Question

Solve the following : $$1+\sec 20{}^{\circ }-\sqrt{3}\cot 40{}^{\circ }$$

Answer 1

Hint: Now to solve this question we need to simplify all the trigonometric functions using their formulas. We convert them into sine and cos functions using the formulas that $$\sec x={\displaystyle \frac{1}{\cos x}}$$ and $$\cot x={\displaystyle \frac{\cos x}{\sin x}}$$ . Now students will also need to use the formula that $$\sin (a-b)=\sin a\cos b-\cos a\sin b$$ to further simplify and solve this equation and find the necessary answer we need in this question.

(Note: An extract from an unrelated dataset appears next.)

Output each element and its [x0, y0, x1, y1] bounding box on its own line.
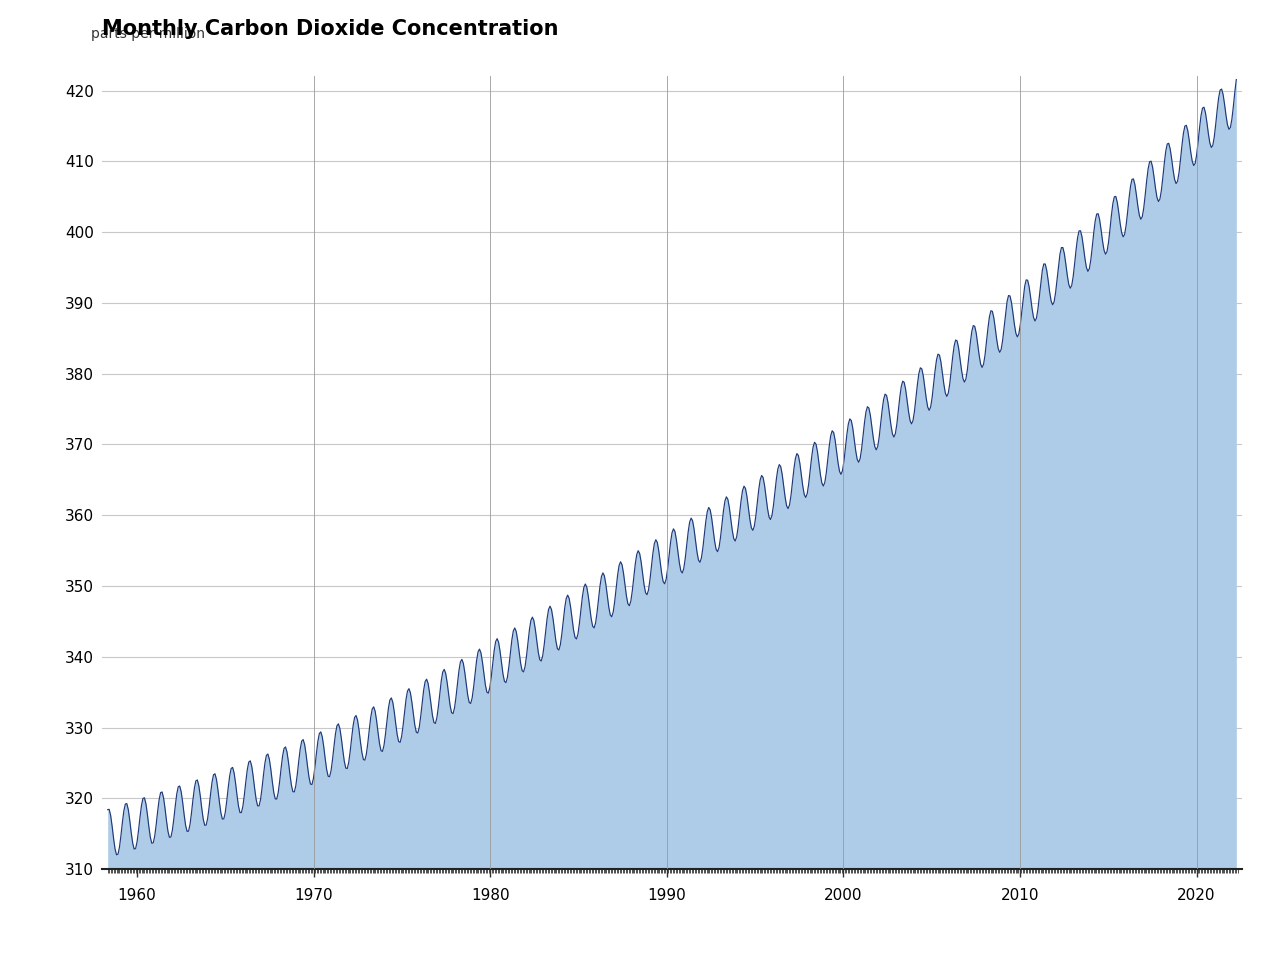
Text: parts per million: parts per million	[91, 27, 205, 41]
Text: Monthly Carbon Dioxide Concentration: Monthly Carbon Dioxide Concentration	[102, 19, 559, 39]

Complete step-by-step answer:
Now here in this question we need to find the value of the expression $$1+\sec 20{}^{\circ }-\sqrt{3}\cot 40{}^{\circ }$$ . Now to find its value we can name the expression to be
$$E=1+\sec 20{}^{\circ }-\sqrt{3}\cot 40{}^{\circ }$$
Now to solve this further we will start by making these equations in the form of sine and cos functions to make it simpler to solve. To convert the equation we use the formula of secant and cot that $$\sec x={\displaystyle \frac{1}{\cos x}}$$ and $$\cot x={\displaystyle \frac{\cos x}{\sin x}}$$ . By substituting these values in the above given expression we get
$$E=1+{\displaystyle \frac{1}{\cos 20{}^{\circ }}}-\sqrt{3}{\displaystyle \frac{\cos 40{}^{\circ }}{\sin 40{}^{\circ }}}$$


Now we take the first and third term of this equation and taking its LCM we get
$$E={\displaystyle \frac{\sin 40{}^{\circ }-\sqrt{3}\cos 40{}^{\circ }}{\sin 40{}^{\circ }}}+{\displaystyle \frac{1}{\cos 20{}^{\circ }}}$$
Now in first term to simplify it further we multiply and divide both the numerator and denominator by 2 giving us
$$E=2{\displaystyle \frac{({\displaystyle \frac{1}{2}}\sin 40{}^{\circ }-{\displaystyle \frac{\sqrt{3}}{2}}\cos 40{}^{\circ })}{\sin 40{}^{\circ }}}+{\displaystyle \frac{1}{\cos 20{}^{\circ }}}$$
Now we know that we can write $$\cos 60{}^{\circ }={\displaystyle \frac{1}{2}}$$ and we can also write $$\sin 60{}^{\circ }={\displaystyle \frac{\sqrt{3}}{2}}$$
$$E=2{\displaystyle \frac{(\cos 60{}^{\circ }\sin 40{}^{\circ }-\sin 60{}^{\circ }\cos 40{}^{\circ })}{\sin 40{}^{\circ }}}+{\displaystyle \frac{1}{\cos 20{}^{\circ }}}$$
Now we can see that the numerator of first term is in the form of $$\sin (a-b)=\sin a\cos b-\cos a\sin b$$ therefore we can see that a is $$40{}^{\circ }$$ and b is $$60{}^{\circ }$$. So we can write this equation is
$$E=2{\displaystyle \frac{\sin (40{}^{\circ }-60{}^{\circ })}{\sin 40{}^{\circ }}}+{\displaystyle \frac{1}{\cos 20{}^{\circ }}}$$
We can also write $$\sin 40{}^{\circ }$$in the form of half angle of sine which gives us $$\sin 40{}^{\circ }=2\sin 20{}^{\circ }\cos 20{}^{\circ }$$ and we also know that negative angle of sine is always equal to negative of sine that is $$\sin (-x)=-\sin x$$; Therefore putting these values we get;
$$E={\displaystyle \frac{-2\sin 20{}^{\circ }}{2\sin 20{}^{\circ }\cos 20{}^{\circ }}}+{\displaystyle \frac{1}{\cos 20{}^{\circ }}}$$
Now cancelling the common terms from both numerator and denominator
$$E=-{\displaystyle \frac{1}{\cos 20{}^{\circ }}}+{\displaystyle \frac{1}{\cos 20{}^{\circ }}}$$
Therefore we get
$$E=0$$
So we can say that ; $$1+\sec 20{}^{\circ }-\sqrt{3}\cot 40{}^{\circ }=0$$

Note: To solve questions like this students should always try to remember the half angle and double angle formulas of functions. Converting them into sine and cos functions gives us a way to easily simplify these expressions. Students must also know the product and addition formulas of trigonometric functions. Another necessity required is to know the trigonometric values of all basic angles.